Beetle Adventure Racing (N64)
This is the kind of game that I hate to love. Beetle Adventure Racing is such a superb game with such minor and tiny faults that I just can't help but write a glowing review. Beetle Adventure Racing is quite possible the most unique and innovative racer on the Nintendo 64. It offers a mix of fast-pace racing, insane shortcuts, beautiful graphics, and huge areas for you to explore. In fact, each of the tracks takes more than 10 minutes. They're that big. Each one has six + shortcuts, and the shortcuts are so different from other games that I can't call them shortcuts. I call them detours.
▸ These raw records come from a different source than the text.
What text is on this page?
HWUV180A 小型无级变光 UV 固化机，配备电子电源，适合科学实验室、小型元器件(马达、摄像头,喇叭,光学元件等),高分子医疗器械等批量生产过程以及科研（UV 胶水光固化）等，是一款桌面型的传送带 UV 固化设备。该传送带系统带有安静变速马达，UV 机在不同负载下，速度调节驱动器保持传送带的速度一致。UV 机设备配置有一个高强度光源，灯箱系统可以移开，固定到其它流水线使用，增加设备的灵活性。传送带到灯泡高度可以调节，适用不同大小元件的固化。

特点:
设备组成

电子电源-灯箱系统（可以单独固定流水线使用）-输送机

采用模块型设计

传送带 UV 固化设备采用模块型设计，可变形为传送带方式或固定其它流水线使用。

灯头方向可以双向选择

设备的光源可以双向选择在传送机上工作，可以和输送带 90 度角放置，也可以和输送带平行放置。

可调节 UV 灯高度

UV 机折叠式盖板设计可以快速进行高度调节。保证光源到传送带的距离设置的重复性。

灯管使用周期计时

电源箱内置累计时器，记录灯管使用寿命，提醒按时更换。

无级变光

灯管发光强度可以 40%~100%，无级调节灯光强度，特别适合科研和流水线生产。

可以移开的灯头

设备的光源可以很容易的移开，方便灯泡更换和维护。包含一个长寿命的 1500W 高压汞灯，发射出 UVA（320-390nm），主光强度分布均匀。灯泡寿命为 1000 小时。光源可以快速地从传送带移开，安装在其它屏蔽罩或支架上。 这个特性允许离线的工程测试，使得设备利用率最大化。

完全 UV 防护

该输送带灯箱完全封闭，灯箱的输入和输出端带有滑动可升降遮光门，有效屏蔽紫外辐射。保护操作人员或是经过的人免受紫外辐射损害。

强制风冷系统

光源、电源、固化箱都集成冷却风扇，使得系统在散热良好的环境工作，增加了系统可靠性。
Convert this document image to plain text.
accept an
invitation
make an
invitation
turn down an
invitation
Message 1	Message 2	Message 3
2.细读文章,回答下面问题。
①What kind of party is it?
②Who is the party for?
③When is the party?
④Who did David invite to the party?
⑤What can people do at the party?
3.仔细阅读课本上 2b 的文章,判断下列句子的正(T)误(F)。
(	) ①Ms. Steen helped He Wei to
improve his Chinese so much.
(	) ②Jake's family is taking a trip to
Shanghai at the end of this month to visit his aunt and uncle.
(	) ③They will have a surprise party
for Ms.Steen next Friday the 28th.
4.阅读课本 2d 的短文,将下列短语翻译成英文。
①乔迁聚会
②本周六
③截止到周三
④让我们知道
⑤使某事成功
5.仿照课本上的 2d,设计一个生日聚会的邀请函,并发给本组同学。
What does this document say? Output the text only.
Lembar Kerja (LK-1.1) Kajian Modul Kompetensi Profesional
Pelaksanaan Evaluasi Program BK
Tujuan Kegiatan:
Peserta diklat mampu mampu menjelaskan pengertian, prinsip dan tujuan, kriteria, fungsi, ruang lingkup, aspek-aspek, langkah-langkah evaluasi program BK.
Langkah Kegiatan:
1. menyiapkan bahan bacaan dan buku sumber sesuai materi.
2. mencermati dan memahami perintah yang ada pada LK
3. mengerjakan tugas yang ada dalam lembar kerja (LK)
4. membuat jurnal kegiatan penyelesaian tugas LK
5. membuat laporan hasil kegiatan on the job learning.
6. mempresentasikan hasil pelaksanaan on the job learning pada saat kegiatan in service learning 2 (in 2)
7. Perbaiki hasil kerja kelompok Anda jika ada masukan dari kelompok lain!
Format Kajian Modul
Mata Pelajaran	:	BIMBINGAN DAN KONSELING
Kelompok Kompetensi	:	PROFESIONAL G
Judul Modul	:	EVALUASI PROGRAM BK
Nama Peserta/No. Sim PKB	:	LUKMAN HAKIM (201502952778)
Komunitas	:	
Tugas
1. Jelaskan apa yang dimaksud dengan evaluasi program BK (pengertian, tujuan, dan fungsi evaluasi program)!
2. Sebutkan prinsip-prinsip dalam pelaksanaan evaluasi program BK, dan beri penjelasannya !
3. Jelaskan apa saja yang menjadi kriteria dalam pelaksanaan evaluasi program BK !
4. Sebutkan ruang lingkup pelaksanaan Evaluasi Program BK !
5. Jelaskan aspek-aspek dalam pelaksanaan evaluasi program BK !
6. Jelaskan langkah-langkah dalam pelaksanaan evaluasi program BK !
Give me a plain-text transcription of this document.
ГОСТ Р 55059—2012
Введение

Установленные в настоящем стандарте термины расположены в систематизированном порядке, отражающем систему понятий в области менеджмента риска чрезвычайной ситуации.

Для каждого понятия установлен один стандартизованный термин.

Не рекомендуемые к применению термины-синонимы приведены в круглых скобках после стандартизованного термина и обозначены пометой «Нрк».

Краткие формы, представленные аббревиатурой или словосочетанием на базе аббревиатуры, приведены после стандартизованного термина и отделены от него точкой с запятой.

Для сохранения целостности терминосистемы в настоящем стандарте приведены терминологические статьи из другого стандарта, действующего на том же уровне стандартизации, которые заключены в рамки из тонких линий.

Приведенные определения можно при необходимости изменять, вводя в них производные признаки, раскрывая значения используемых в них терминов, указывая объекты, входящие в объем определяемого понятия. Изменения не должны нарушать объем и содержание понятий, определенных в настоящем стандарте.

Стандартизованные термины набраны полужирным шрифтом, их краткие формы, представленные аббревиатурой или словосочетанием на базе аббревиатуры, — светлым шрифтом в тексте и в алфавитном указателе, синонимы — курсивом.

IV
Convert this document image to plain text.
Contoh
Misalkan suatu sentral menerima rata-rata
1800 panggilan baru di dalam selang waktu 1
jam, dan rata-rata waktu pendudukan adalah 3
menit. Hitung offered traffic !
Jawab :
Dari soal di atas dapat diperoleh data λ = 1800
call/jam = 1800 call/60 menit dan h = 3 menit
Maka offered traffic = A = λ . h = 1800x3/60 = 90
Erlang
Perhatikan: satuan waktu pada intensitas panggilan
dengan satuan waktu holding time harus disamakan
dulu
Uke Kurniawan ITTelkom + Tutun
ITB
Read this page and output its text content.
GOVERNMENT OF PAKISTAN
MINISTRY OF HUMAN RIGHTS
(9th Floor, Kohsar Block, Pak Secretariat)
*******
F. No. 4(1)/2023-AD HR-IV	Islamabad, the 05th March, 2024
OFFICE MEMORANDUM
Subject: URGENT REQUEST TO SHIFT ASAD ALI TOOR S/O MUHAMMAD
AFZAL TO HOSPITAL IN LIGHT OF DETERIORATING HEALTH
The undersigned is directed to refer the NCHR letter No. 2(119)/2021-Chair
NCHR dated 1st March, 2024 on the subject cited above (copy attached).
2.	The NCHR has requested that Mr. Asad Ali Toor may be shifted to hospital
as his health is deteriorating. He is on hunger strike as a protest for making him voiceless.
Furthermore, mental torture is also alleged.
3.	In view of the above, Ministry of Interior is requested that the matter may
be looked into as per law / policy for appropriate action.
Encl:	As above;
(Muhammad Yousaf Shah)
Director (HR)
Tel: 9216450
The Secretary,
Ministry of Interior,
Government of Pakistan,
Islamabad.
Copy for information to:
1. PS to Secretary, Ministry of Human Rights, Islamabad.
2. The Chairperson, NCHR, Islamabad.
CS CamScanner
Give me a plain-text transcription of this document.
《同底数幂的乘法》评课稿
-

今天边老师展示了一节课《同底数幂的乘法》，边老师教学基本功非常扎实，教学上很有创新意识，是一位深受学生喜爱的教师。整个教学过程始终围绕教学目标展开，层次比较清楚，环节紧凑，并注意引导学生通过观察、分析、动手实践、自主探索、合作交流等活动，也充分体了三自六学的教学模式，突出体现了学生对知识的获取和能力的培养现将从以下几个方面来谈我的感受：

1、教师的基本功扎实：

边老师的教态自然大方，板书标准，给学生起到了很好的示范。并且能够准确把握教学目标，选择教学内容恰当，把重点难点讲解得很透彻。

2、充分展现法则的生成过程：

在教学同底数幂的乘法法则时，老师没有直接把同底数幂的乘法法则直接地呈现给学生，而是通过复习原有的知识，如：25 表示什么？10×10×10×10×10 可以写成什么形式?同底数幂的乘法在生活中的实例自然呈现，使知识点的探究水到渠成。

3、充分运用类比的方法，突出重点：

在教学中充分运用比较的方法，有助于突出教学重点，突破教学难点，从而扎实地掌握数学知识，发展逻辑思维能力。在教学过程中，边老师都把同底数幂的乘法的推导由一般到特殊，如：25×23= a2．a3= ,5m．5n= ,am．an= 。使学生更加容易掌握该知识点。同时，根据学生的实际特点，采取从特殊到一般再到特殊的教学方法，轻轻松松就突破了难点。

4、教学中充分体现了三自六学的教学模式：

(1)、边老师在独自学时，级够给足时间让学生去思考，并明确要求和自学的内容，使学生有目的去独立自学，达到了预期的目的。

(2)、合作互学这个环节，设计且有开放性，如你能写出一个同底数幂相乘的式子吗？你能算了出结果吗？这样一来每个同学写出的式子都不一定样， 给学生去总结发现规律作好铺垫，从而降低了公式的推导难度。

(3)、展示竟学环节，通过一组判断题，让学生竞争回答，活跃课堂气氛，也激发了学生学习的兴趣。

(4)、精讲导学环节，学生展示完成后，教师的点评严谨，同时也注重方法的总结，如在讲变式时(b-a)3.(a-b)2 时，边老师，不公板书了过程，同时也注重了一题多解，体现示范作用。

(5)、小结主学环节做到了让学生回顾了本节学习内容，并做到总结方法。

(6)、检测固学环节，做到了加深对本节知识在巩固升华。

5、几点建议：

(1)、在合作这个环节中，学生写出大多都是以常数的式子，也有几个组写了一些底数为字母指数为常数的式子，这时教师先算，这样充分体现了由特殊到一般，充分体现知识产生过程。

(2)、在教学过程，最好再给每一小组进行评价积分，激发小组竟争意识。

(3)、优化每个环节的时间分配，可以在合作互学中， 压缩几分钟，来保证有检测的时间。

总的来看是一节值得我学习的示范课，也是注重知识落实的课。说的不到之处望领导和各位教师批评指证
The menus in this game are set up in an interesting way. The options are all placed in the normal, usual way, but the backgrounds have still pictures of the Beetles in action, yet the camera is circling it. This is an action that the game uses constantly, including when you pause, and it looks very good. I was disappointed in the fact that you can't save the game to a different controller pak than the one that you made the note on originally. I had to use a Game Shark to get my friend's save to my controller pak. Speaking of the pak, this game implements it very well, saving everything you need it to, and loading the game when you first turn it on.
The control is one of the aspects of the game that annoys me. The setup is great, and there are three different controller setups to choose from, plus a custom option. The part of the control that gets to me is the way your beetle turns. It simply is too slow, even with the more advanced Beetles. And even worse, there isn't a power slide button. The game expects you to use the brake in conjunction with your accelerator as a power slide. It's not easy at all.
I do, however, love the environments. From the English countryside to the deserts of Egypt, from a raging city with casinos and hotels to an icy peak with a UFO, the graphics are unbelievable. The Beetles look great, and the backgrounds and polygons have nearly no glitches. One of the things that separates this game from other racers is the pop-up: There's nearly none of it. And when there is some, it doesn't interfere with the game at all. Whenever you see pop-up in a racer, you know it's a racer. In this game, you just look at it, and you think, "Is that a racer?" Plus, with the enormity of the environments, and the crispness of the graphics, the frame-rate stays super smooth, which is incredible. I just stop and gawk in awe when I'm racing along at 120 MPH with seven other Beetles on screen and the frame-rate is staying at a smooth 30 or 40 frames per second.
The levels themselves offer plenty of variety, too. Sure most of them are cliches that we've seen in Diddy Kong Racing and all the millions of platforms, but they all have something to them that separates them from those cliches. You'll see things in some levels that you would never think would be in that type of level. An example of this is the gigantic T-Rex head in Inferno Isle. Not only is this the best graphical element in the entire game, but it always comes out in a different spot, depending on where you are in terms of placement and position on the road. I like this T-Rex head so much, I think it should get its own game. T-Rex Head 64. What many people will do is compare this to Diddy Kong Racing, but in fact, it's not all the same. Diddy Kong Racing offered exploration, then racing. They were separate. This game melds the two seamlessly. This is superb, and as hard as I try, I will always have a place for this game in my heart.